Wij zijn er voorstander van die ruimte dan ook zo weinig mogelijk in te krimpen. Als ik me in dat verband deze tussenopmerking mag veroorloven: de beslissing van de UGent om een student van de voortzetting van zijn studies uit te sluiten, gaat heel erg ver in het beknotten van het basisrecht op onderwijs. Het bekommert me ook wanneer de Arteveldehogeschool de indruk lijkt te wekken dat studenten geacht worden een bepaalde overtuiging wel of niet uit te dragen. Ook hier moeten we opletten voor een hellend vlak. Ik wil de hoop uitspreken dat zeker ook onze universiteiten en hogescholen een vrijplaats blijven voor de vrijheid van denken en zeggen, ook wanneer laakbare meningen worden geventileerd.

De rechterlijke macht moet in alle onafhankelijkheid haar werk doen; de uitvoerende macht kunnen we hier bevragen en het zou ons verbazen als daar grote lacunes zouden blijken; voor de wetgever lijken ons geen nieuwe initiatieven aan te dienen. Als forum voor gedachtewisseling kan deze gezamenlijke commissie mogelijk zinvol zijn, of we hier veel verder kunnen gaan, durf ik betwijfelen.
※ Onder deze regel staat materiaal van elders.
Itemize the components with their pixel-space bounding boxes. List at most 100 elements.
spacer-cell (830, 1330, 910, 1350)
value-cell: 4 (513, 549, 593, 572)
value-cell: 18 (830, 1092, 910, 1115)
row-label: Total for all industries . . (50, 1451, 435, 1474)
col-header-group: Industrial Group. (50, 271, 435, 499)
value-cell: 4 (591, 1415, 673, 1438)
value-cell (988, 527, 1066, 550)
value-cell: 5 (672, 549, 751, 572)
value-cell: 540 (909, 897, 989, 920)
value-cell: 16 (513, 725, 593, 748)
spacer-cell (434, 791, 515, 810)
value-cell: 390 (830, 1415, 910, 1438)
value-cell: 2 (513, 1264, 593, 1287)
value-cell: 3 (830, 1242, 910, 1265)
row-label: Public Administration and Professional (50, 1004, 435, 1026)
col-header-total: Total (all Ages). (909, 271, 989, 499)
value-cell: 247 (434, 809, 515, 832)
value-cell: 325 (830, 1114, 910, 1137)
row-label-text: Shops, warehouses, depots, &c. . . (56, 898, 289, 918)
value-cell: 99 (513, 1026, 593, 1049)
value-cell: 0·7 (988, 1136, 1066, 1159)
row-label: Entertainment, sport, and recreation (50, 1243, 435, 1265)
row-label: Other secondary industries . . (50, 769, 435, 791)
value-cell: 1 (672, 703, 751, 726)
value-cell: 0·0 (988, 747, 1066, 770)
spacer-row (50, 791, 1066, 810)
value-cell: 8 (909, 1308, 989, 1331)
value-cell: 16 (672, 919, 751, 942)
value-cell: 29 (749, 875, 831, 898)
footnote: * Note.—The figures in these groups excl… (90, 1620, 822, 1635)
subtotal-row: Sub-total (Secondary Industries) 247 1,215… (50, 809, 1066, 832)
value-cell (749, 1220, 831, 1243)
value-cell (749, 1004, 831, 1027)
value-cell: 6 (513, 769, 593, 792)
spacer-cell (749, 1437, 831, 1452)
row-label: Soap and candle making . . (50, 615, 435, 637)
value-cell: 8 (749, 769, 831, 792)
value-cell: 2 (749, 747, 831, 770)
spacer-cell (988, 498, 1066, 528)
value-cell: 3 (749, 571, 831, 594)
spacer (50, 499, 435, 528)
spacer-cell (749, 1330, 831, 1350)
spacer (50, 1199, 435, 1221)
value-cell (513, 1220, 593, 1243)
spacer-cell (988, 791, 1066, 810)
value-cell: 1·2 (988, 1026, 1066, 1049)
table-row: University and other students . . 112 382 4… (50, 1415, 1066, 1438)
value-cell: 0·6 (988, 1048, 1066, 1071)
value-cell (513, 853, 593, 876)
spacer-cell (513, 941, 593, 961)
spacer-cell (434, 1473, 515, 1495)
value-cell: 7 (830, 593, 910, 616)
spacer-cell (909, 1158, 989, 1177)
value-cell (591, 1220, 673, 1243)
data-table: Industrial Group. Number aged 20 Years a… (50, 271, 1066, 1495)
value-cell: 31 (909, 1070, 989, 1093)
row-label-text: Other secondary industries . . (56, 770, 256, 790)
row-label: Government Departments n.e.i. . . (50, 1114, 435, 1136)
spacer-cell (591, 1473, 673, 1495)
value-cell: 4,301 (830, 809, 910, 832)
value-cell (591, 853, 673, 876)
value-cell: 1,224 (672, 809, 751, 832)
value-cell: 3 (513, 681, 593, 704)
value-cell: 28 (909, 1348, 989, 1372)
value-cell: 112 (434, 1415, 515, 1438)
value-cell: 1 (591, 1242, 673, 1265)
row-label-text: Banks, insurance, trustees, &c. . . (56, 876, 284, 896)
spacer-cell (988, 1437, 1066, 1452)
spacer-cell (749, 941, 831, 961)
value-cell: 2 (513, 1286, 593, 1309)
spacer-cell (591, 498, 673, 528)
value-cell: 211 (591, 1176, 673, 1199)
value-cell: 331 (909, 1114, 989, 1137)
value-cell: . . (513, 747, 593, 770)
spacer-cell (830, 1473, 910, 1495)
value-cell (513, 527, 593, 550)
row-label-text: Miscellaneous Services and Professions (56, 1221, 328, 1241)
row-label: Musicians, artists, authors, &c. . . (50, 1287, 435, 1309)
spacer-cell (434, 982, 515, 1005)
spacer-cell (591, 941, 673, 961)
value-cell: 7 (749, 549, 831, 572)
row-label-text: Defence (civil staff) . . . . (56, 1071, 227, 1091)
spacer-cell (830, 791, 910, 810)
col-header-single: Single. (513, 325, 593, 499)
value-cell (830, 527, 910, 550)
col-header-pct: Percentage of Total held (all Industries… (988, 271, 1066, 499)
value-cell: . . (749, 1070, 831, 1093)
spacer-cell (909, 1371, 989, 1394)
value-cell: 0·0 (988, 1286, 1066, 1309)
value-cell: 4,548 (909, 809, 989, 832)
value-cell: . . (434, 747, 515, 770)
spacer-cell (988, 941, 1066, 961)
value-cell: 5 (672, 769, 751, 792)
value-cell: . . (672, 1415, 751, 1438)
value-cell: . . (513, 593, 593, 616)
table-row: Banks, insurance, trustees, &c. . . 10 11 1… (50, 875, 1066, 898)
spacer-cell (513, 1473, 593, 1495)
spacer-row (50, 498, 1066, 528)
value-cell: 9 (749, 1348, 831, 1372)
Politici, vertegenwoordigers van politieke partijen, dé vehikels van gedachten die leiden naar politieke besluitvorming, hebben in dat debat een eersterangsrol te vervullen. Wij moeten uiteraard het onderscheid maken tussen wat strafbaar is en wat laakbaar. Het is niet omdat iets strafrechtelijk niet beteugeld wordt, dat we het er mee eens moeten zijn. Vandaar dat we onze ondubbelzinnige afkeuring laten weerklinken, los van het juridische aspect.
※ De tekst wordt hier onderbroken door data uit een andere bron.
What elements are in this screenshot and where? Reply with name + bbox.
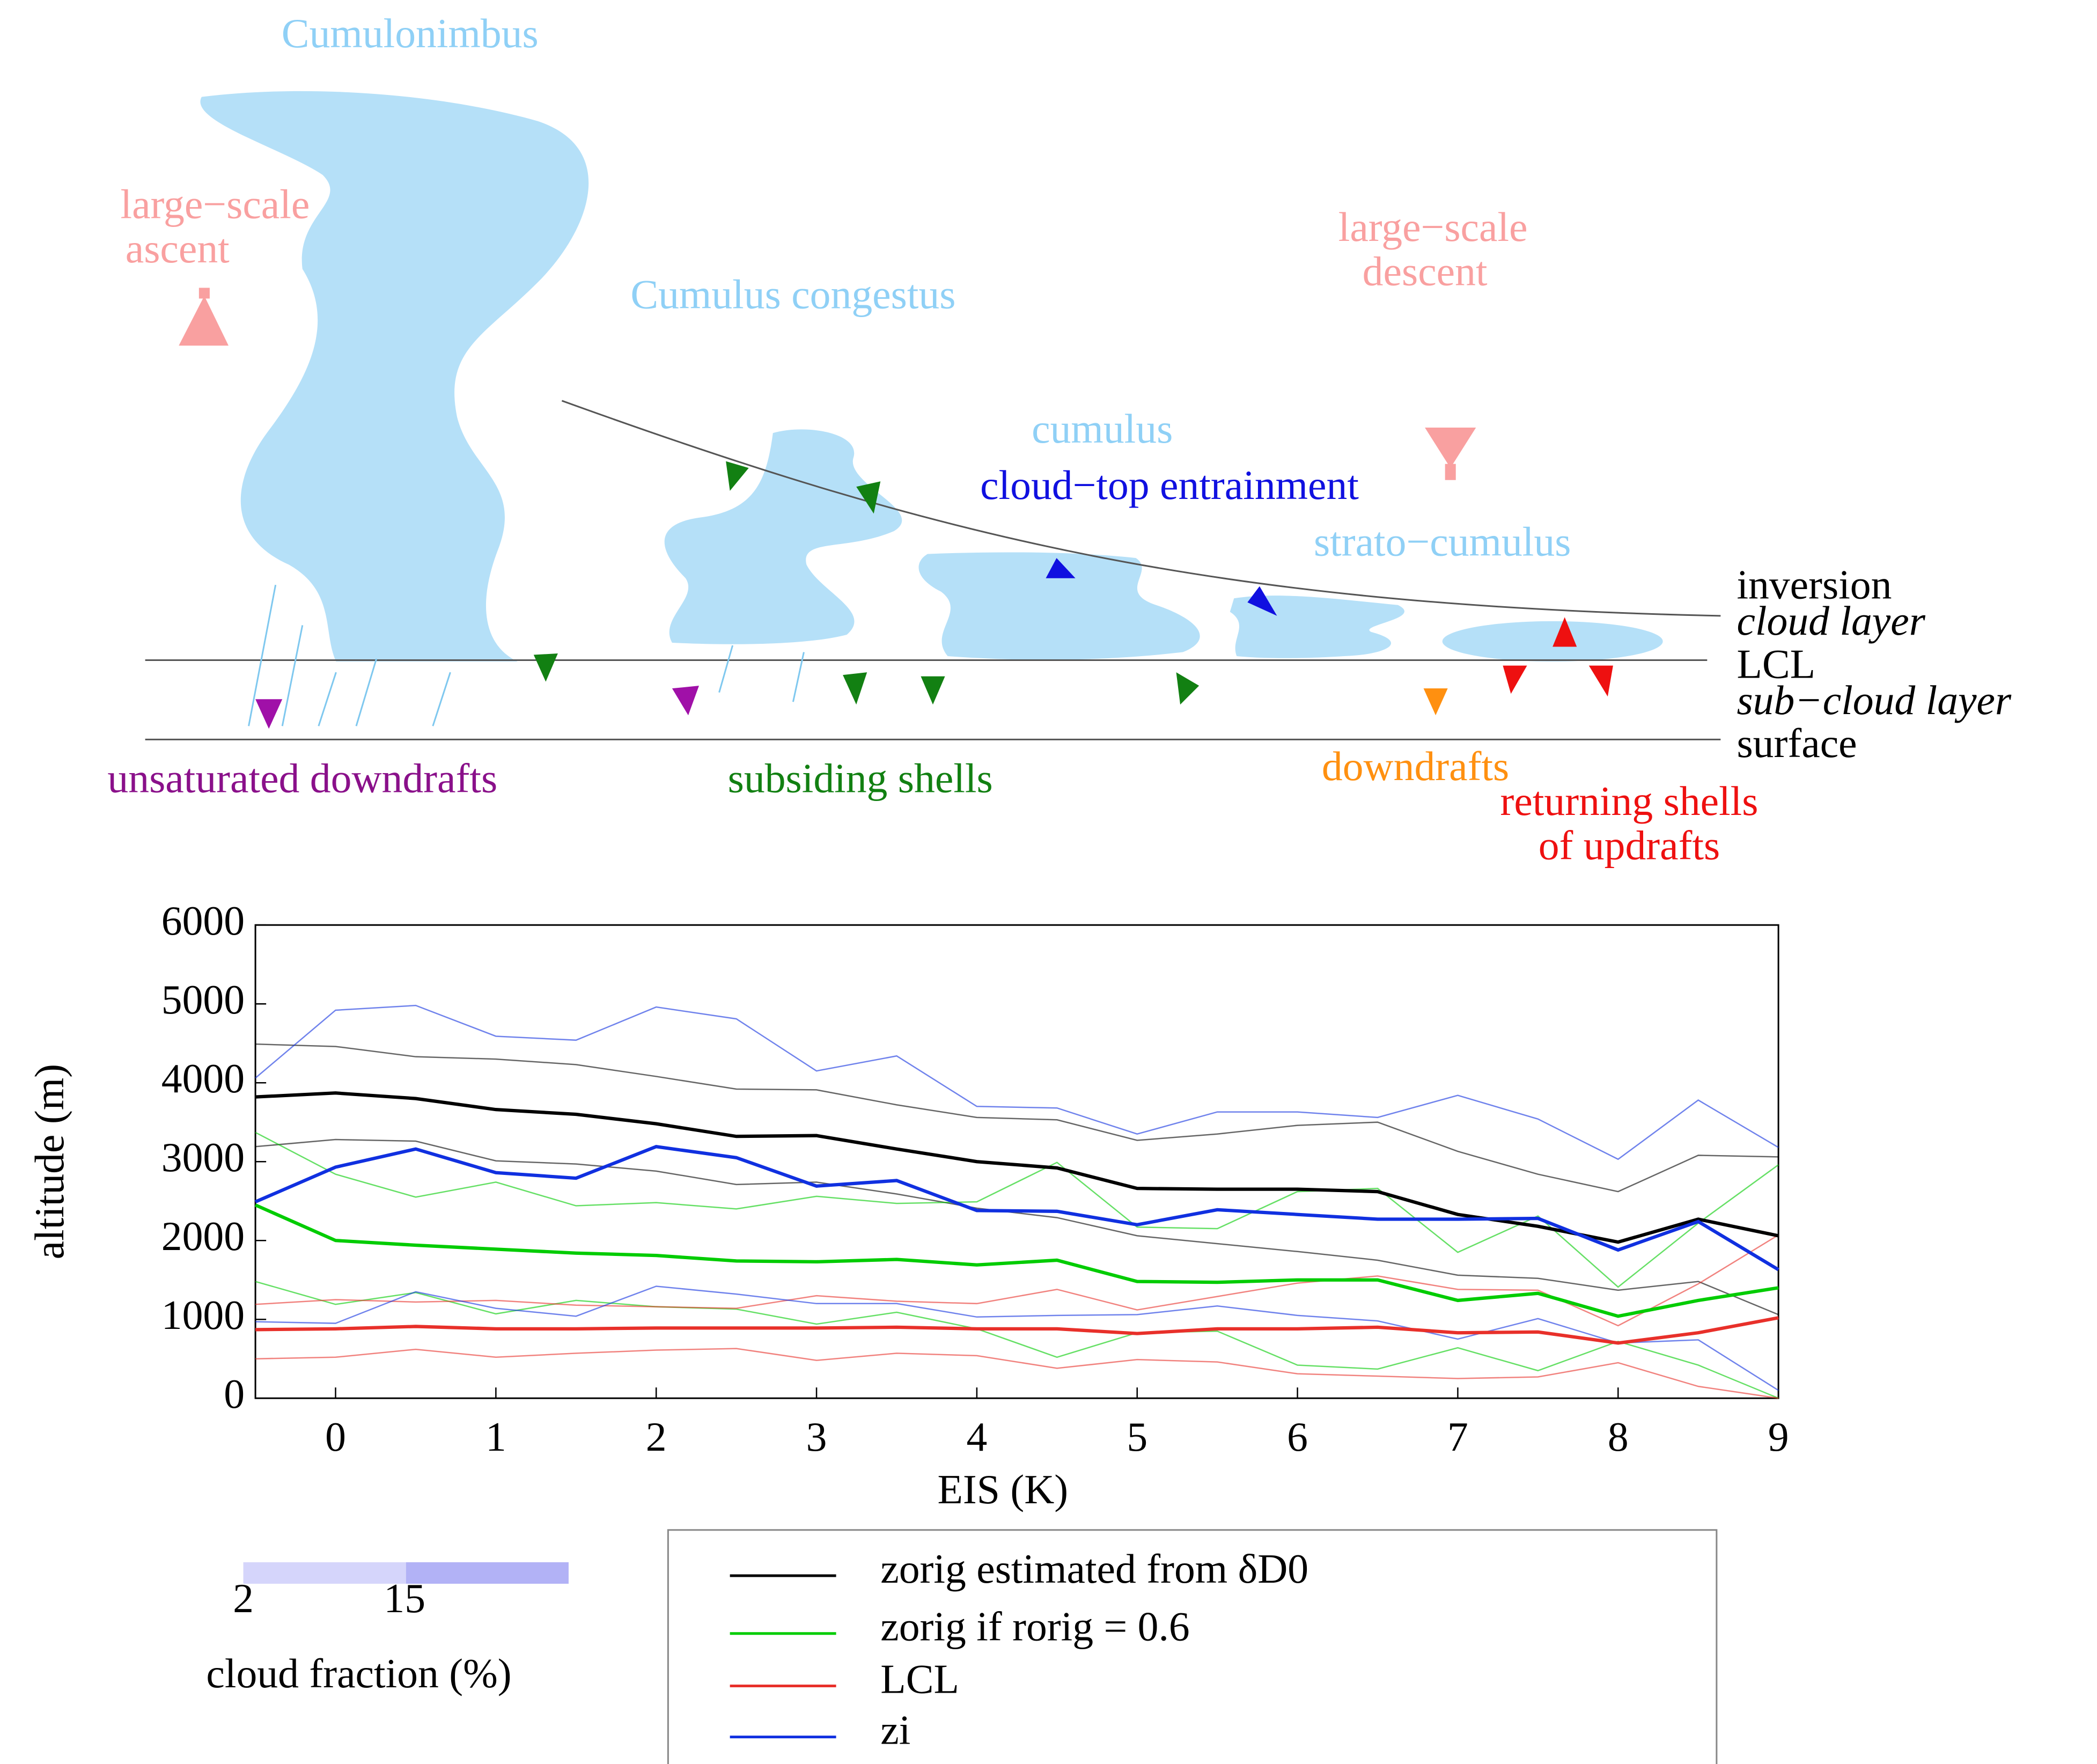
green-arrow: [534, 653, 558, 682]
y-tick-label: 3000: [161, 1134, 245, 1180]
congestus-cloud: [665, 429, 902, 644]
y-axis-label: altitude (m): [26, 1064, 72, 1259]
green-arrow: [1176, 672, 1200, 704]
x-tick-label: 6: [1287, 1414, 1308, 1460]
label: Cumulus congestus: [630, 271, 955, 317]
ascent-arrow: [179, 296, 229, 346]
colorbar-tick-label: 2: [233, 1575, 254, 1621]
red-arrow: [1503, 666, 1527, 694]
green-arrow: [843, 672, 867, 704]
rain-streak: [433, 672, 451, 726]
x-tick-label: 5: [1127, 1414, 1147, 1460]
legend-label: LCL: [880, 1656, 959, 1702]
label: of updrafts: [1539, 822, 1720, 869]
label: strato−cumulus: [1314, 518, 1571, 564]
y-tick-label: 6000: [161, 898, 245, 944]
rain-streak: [356, 659, 377, 726]
cumulonimbus-cloud: [200, 91, 588, 662]
red-arrow: [1589, 666, 1613, 697]
label: sub−cloud layer: [1737, 677, 2012, 723]
rain-streak: [282, 625, 303, 726]
label: returning shells: [1500, 778, 1758, 824]
label: Cumulonimbus: [282, 10, 539, 56]
green-arrow: [726, 461, 749, 491]
band-line: [255, 1282, 1778, 1399]
label: downdrafts: [1322, 743, 1509, 789]
descent-arrow: [1425, 428, 1476, 468]
colorbar-segment: [406, 1562, 569, 1584]
x-tick-label: 2: [646, 1414, 667, 1460]
x-tick-label: 9: [1768, 1414, 1789, 1460]
y-tick-label: 5000: [161, 976, 245, 1023]
purple-arrow: [255, 699, 282, 729]
green-arrow: [921, 677, 945, 705]
orange-arrow: [1424, 688, 1448, 715]
x-tick-label: 1: [485, 1414, 506, 1460]
colorbar-label: cloud fraction (%): [206, 1650, 511, 1696]
label: cloud layer: [1737, 598, 1925, 644]
label: subsiding shells: [728, 755, 993, 801]
rain-streak: [719, 645, 733, 693]
page: {"diagram":{"cumulonimbus":"Cumulonimbus…: [0, 0, 2097, 1764]
diagram: [200, 91, 1662, 662]
purple-arrow: [672, 686, 699, 715]
ascent-stem: [199, 288, 210, 298]
y-tick-label: 4000: [161, 1055, 245, 1101]
x-tick-label: 0: [325, 1414, 346, 1460]
x-tick-label: 7: [1447, 1414, 1468, 1460]
label: ascent: [126, 225, 230, 271]
band-line: [255, 1349, 1778, 1399]
y-tick-label: 1000: [161, 1292, 245, 1338]
y-tick-label: 0: [224, 1371, 245, 1417]
band-line: [255, 1005, 1778, 1159]
label: cloud−top entrainment: [980, 462, 1359, 508]
x-tick-label: 4: [966, 1414, 987, 1460]
label: large−scale: [121, 181, 310, 227]
x-tick-label: 3: [806, 1414, 827, 1460]
colorbar-tick-label: 15: [384, 1575, 425, 1621]
descent-stem: [1445, 464, 1456, 480]
label: surface: [1737, 720, 1857, 766]
rain-streak: [319, 672, 336, 726]
x-tick-label: 8: [1608, 1414, 1629, 1460]
label: descent: [1363, 248, 1488, 295]
label: cumulus: [1032, 406, 1173, 452]
label: unsaturated downdrafts: [107, 755, 497, 801]
stratocumulus-cloud-2: [1443, 621, 1663, 662]
legend-label: zorig if rorig = 0.6: [880, 1604, 1189, 1650]
legend-label: zi: [880, 1707, 910, 1753]
x-axis-label: EIS (K): [937, 1466, 1068, 1512]
legend-label: zorig estimated from δD0: [880, 1546, 1308, 1592]
y-tick-label: 2000: [161, 1213, 245, 1259]
label: large−scale: [1338, 204, 1528, 250]
colorbar-segment: [244, 1562, 406, 1584]
figure: Cumulonimbus Cumulus congestus cumulus s…: [0, 0, 2097, 1764]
De voorbije dagen volgde ik intensief de reacties op sociale media. De overgrote meerderheid reageerde verbolgen. Toch vonden we ook veel, te veel vergoelijkingen terug. Vele van de gewraakte memes werden eerder al ruim gedeeld, ook in milieus van scholieren, jeugdbewegingen en jeugdclubs. Een eerste categorie kunnen we rangschikken onder stoerdoenerij, koketteren met de provocatie, het opzoeken van grenzen en het overschrijden daarvan. Groepsdruk speelde ook zeker een grote rol. In onze zeer terechte verontwaardiging moeten we opletten de ruimte voor experimenteren van jonge mensen niet te zeer te willen beknotten. Uiteraard zoeken jonge mensen grenzen op; het is dan zeker aan de wat minder jonge mensen om aan te geven dat die grenzen nog wel degelijk blijven bestaan. Wij moeten van uit onze rol zelf een duidelijk streep trekken, geen formeel juridische maar een politiek inhoudelijke. Ja, jonge mensen hebben recht op experimenteerrruimte maar wij de plicht om op de vingers te tikken wanneer daarbij over de schreef gegaan wordt. Zo ouderwets durven wij nog wel zijn in onze pedagogische overtuiging. Daarbij hebben mensen die zich in de grijze zones van de politieke debatruimte begeven vanzelfsprekend altijd recht op een eerlijke beoordeling op basis van woord en wederwoord. Voor alle duidelijkheid: alleen op jeugdige geldingsdrang wijzen, zou de zaak te zeer minimaliseren. We moeten verder kijken.

Actieve steunbetuigingen van racisme, antisemitisme of seksisme kwamen op de sociale media gelukkig slechts uitzonderlijk voor. Velen die begrip opbrachten voor de memes schreven dat niet te doen omwille van de inhoud maar uit angst en verzet. Slechts één voorbeeld uit de actualiteit van de voorbije dagen. De NPO titelde vorige week dinsdag, één dag voor de Pano-uitzending, ‘Groeiende groep jonge salafisten wijst onze samenleving af’. De angst voor de ene bedreiging doet de afkeer voor een andere wegzakken in de rangorde van bekommernissen. We merken dat sommigen het ene kwaad zelfs gaan zien als remedie voor het volgens hen ergere kwaad en meteen als rechtvaardiging voor het taalgebruik dat we o.m. in die Pano-uitzending zagen opduiken. Terecht sprak criminoloog Christoph Busch dit weekeinde over ‘spiegelradicalisering’, waarbij het ene radicalisme het omgekeerde voedt. Het spreekt voor zich dat we in een vicieuze cirkel terecht komen wanneer we de ogen sluiten voor dat proces. Het geeft meteen aan waar dikwijls de bron te vinden is, de plaats waar echt moet ingegrepen worden, tegen de achtergrond van de boodschap dat het ene extremisme geen verantwoording noch een antwoord kan zijn op het andere.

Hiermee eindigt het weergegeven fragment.